There will also be an increase in the of online/offline partnerships as well as all-out mergers and acquisitions as retailers are pressured to diversify their portfolios and deliver greater value to their customers. Less than two months ago, Kohl’s went live with an Amazon section at ten of their stores in Los Angeles and Chicago. They will feature many of the Amazon devices like Echo and Fire, while also allowing Amazon returns in store.
Kohl’s incoming CEO Michelle Gass told CNBC that she’s taking it slowly when it comes to working with Amazon, telling the business news outlet, “Let’s walk before we run.”
Even the biggest of the big brick-and-mortar retailers, Walmart, recognized they needed to make changes and integrate better with online retail. This explains why in 2016 they purchased fast growing e-tailer Jet.com for $3 billion in cash. At the time, Walmart’s CEO Doug McMillon said, “We’re looking for ways to lower prices, broaden our assortment and offer the simplest, easiest shopping experience because that’s what our customers want.

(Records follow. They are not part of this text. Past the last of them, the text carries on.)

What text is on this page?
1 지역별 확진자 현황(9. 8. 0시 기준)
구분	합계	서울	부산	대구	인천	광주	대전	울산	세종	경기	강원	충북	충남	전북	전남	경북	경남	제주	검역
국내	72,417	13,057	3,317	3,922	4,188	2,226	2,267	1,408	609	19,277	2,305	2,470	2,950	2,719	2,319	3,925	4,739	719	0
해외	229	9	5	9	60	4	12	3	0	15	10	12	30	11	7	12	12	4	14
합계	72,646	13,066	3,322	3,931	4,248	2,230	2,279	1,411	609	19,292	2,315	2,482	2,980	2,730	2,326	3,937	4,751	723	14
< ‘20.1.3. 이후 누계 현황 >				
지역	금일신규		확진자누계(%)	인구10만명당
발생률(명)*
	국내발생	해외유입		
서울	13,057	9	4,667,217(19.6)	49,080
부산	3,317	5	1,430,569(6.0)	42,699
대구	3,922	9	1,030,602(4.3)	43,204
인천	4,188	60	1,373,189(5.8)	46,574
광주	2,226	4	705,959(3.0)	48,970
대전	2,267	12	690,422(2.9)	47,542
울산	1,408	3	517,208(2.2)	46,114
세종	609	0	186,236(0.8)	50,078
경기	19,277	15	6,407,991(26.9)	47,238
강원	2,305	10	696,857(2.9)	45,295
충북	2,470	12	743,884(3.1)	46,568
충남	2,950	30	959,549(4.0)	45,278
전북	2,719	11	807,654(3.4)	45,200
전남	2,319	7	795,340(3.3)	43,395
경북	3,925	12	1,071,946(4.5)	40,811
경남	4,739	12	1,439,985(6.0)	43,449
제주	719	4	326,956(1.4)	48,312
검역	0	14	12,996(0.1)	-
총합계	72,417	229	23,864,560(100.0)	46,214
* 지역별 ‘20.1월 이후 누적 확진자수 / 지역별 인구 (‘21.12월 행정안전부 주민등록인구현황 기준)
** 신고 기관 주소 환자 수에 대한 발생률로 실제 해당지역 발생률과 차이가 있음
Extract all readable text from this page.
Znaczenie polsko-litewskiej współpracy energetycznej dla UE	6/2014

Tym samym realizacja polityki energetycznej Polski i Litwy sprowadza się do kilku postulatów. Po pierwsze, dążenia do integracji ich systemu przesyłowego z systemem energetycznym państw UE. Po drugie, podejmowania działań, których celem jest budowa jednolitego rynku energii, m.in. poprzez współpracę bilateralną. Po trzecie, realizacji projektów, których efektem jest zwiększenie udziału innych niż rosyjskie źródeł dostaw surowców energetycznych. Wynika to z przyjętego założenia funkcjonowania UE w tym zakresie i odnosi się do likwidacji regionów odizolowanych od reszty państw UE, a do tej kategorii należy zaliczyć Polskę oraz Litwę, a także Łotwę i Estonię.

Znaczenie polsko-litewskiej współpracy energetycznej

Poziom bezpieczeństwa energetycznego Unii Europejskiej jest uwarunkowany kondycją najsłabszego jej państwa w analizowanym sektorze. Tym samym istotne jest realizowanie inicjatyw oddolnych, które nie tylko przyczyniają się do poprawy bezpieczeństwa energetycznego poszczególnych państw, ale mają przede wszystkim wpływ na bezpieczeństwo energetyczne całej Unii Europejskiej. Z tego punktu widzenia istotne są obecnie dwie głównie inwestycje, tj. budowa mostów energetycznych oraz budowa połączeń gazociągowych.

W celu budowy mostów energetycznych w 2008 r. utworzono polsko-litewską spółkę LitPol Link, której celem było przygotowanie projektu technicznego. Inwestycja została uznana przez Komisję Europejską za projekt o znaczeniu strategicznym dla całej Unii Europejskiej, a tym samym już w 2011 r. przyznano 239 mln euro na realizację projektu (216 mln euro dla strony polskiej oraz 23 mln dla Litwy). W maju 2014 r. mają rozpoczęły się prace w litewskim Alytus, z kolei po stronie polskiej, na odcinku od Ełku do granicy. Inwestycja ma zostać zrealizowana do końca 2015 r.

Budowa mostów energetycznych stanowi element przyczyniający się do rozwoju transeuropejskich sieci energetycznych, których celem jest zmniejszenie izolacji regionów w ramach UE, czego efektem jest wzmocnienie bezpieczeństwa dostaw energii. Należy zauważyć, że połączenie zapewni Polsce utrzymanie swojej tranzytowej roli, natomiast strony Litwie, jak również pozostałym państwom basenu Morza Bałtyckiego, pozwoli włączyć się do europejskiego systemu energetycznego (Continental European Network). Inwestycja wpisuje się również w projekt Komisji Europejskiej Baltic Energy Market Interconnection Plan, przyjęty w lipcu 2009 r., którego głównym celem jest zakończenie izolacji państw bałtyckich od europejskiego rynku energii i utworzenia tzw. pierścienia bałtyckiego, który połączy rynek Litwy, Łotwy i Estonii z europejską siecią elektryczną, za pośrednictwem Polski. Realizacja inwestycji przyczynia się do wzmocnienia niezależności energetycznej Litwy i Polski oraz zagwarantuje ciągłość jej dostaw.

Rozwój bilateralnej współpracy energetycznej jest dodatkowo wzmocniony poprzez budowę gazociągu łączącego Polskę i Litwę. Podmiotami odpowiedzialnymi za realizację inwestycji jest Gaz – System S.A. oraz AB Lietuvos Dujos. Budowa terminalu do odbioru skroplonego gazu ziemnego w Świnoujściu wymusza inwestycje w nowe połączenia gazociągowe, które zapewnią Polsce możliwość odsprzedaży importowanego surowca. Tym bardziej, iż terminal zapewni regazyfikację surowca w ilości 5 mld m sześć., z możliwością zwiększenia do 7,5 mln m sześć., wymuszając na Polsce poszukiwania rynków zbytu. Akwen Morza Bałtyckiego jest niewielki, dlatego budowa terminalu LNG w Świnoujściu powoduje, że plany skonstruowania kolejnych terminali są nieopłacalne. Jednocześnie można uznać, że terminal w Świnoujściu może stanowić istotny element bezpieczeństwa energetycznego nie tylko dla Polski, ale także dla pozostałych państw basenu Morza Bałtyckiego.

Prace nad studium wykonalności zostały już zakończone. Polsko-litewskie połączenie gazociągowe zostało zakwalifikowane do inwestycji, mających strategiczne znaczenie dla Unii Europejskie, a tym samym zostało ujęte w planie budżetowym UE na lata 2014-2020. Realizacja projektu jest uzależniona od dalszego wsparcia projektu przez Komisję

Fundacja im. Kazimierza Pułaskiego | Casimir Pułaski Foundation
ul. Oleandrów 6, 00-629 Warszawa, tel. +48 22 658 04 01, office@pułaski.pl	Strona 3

We believe the acquisition of Jet accelerates our progress across these priorities.”
But there is another big reason we will see retail M&A increasing: data and analytics. According to BRIDGEi2i, the retail analytics market is expected to reach $5.1 billion by 2020, this is more than double its levels in 2015. These analytics will impact everything from supply chain to in-store sales to merchandising. Added to that is artificial intelligence, which will allow for better, more efficient shopping experience. Take Amazon’s recent acquisition of Whole Food’s for example. Some initially saw it as an investment into brick-and-mortar retail, many believe Amazon was after the massive amounts of data of Whole Food’s customer grocery buying habits and patterns. The data could help expand Amazon’s latest pilot initiative, Amazon Go, a store without cash registers. These facilities are able to track what the customer puts in their shopping cart and bills them as they walk out the door. No longer are there long queues to stand, saving customers time.
“Online retail sales are projected to nearly double to $630 billion by 2020.”
As the M&A trend continues, it’s important retailers are able to simplify and streamline the deal process in order to stay ahead of the competition. Implementing a secure content management platform like a virtual data room and post-merger integration solution will be vital to a successful retail acquisition. SmartRoom in partnership with IBM offers a solution that simplifies and streamlines the entire M&A lifecycle from due diligence to post-merger integration. By combining SmartRoom’s next-generation virtual data room and IBM’s M&A Accelerator, retailers can accelerate the realization of value.
This kind of upheaval in the retail sector is far from a rarity. From the emergence of major national chains to the rise of the shopping mall to QVC to infomercials to e-tailing, there’s always going to be changes in terms of how consumers buy products. And whoever is leading the pack today might be a distant memory 10 years from now. Only time, and the ever-changing demands of the consumer, will tell.